Two facts "everyone knows", an intriguing contrast, and a note of caution.
"Everyone knows" that people are much more willing to invest into cures than preventions. When a disaster hits, then money is no object; but trying to raise money for prevention ahead of time is difficult, hamstrung by penny-pinchers and short-termism. It's hard to get people to take hypothetical risks seriously. There are strong institutional reasons for this, connected with deep human biases and bureaucratic self-interest.
"Everyone knows" that governments overreact to the threat of terrorism. The amount spent on terrorism dwarfs other comparable risks (such as slipping and falling in your bath). There's a huge amount of security theatre, but also a lot of actual security, and pre-emptive invasions of privacy. We'd probably be better just coping with incidents as they emerge, but instead we cause great annoyance and cost across the world to deal with a relatively minor problem. There are strong institutional reasons for this, connected with deep human biases and bureaucratic self-interest.

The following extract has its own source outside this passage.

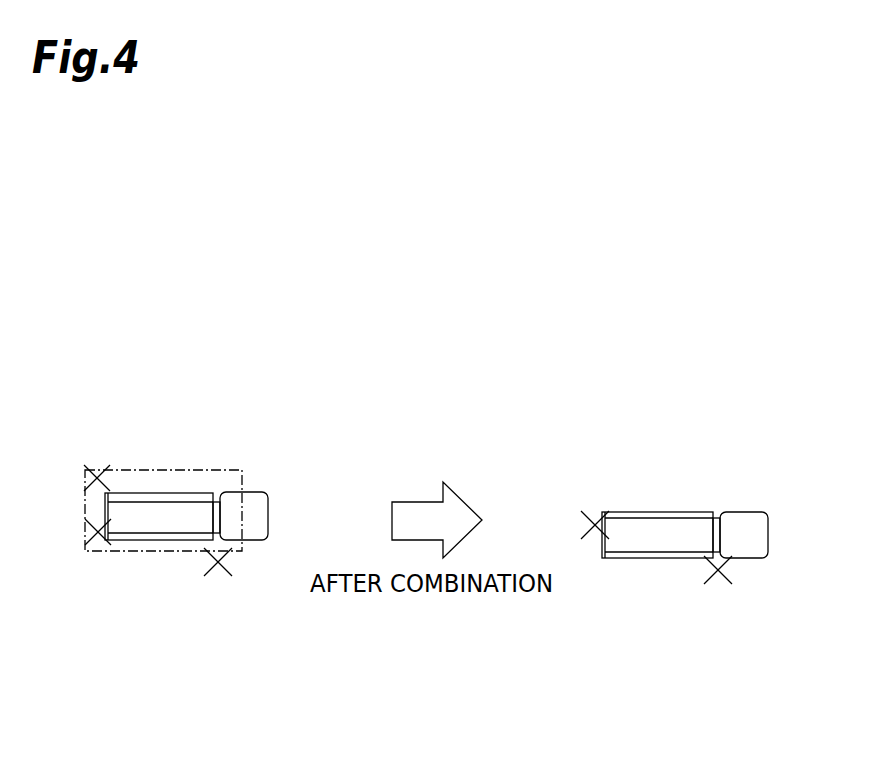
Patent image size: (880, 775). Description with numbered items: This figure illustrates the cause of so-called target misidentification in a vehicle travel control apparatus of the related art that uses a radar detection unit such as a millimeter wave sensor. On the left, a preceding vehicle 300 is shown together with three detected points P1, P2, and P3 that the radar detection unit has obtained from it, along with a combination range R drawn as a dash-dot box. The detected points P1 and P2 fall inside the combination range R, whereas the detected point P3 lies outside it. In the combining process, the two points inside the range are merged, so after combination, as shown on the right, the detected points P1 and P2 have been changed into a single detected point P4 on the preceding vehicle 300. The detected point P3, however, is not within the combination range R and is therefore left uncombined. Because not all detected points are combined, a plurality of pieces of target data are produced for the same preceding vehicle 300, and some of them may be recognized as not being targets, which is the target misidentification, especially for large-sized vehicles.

And both these facts are true. But... they contradict each other. One is about a lack of prevention, the other about an excess of prevention. And there are more examples of excessive prevention: the war on drugs, for instance. In each case we can come up with good explanations as to why there is not enough/too much prevention, and these explanations often point to fundamental institutional forces or human biases. This means that the situation could essentially never have been otherwise. But the tension above hints that these situations may be a lot more contingent than that, more dependent on history and particular details of our institutions and political setup. Maybe if the biases were reversed, we'd have equally compelling stories going the other way. So when predicting the course of future institutional biases, or attempting to change them, take into account that they may not be nearly as solid or inevitable as they feel today.
It seems like the War on Terror, etc, are not actually about prevention, but about "cures".
Some drug addiction epidemic or terrorist attack happens. Instead of it being treated as an isolated disaster like a flood, which we should (but don't) invest in preventing in the future, it gets described as an ongoing War which we need to win. This puts it firmly in the "ongoing disaster we need to cure" camp, and so cost is no object.
I wonder if the reason there appears to be a contradiction is just that some policy-makers take prevention-type measures and create a framing of "ongoing disaster" around it, to make it look like a cure (and also to get it done).